Berakal atau Gila
Oleh admin • May 9th, 2008 • Kategori: IntermezzoHarun Ar-Rasyid mengutus menterinya, Tsumamah, agar meninjau Rumah Sakit Jiwa untuk meninjau keadaan mereka. Tsumamah melihat di antara mereka, ada seorang pemuda tampan seperti seorang yang waras.

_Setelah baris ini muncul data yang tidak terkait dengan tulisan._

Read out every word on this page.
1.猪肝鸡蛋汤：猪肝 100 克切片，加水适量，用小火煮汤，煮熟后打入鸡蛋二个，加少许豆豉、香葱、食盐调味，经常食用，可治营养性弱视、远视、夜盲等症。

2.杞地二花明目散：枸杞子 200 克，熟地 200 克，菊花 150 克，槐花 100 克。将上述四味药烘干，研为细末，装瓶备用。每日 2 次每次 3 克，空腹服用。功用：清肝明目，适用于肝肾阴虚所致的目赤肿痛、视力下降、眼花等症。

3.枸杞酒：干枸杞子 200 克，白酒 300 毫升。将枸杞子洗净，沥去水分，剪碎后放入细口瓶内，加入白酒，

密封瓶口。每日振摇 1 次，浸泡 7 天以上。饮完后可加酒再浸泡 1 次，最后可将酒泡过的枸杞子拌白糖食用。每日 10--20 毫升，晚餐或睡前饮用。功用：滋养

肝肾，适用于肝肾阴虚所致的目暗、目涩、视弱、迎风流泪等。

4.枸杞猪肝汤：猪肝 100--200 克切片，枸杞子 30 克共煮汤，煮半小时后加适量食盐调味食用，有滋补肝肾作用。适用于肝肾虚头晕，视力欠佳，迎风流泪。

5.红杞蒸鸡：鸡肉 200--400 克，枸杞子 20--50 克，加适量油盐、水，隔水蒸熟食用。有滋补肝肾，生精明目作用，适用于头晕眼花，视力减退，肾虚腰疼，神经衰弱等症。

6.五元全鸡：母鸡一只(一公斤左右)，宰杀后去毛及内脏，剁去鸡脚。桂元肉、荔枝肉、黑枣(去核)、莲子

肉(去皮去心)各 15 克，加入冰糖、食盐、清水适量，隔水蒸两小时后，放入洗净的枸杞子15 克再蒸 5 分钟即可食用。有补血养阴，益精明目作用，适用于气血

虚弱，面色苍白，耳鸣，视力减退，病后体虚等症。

Pemuda itu mendahului bertanya kepada menteri, “Saya ingin mngajukan satu pertanyaan.”
Menteri menjawab, “Silakan bertanya.”
Pemuda itu bertanya, “Kapan seorang yang tidur menikmati tidurnya?”
Menteri menjawab, “Ketika ia bangun tidur.”
Pemuda itu bertanya, “Bagaimana dapat menikmati tidur sesudah bangun?”
Menteri menjawab, “Ya, kelezatan tidur sebelum dia tidur.”
Pemuda itu bertanya lagi, “Bagaimana dapat menikmati kelezatan tidur sedangkan dia belum tidur?”
Menteri menjawab lagi, “Kelezatan dan kenikmatan tidur saat dia tidur.”
Pemuda itu lantas berkata, “Orang yang sedang tidur tidak meraskan sesuatu. Bagaimana bisa orang yang tidak sadar bisa merasakan sesuatu.”
Menteri bengong, tidak bisa menjawab. Dia pergi dan bersumpah sama sekali tidak akan berdebat dengan orang gila.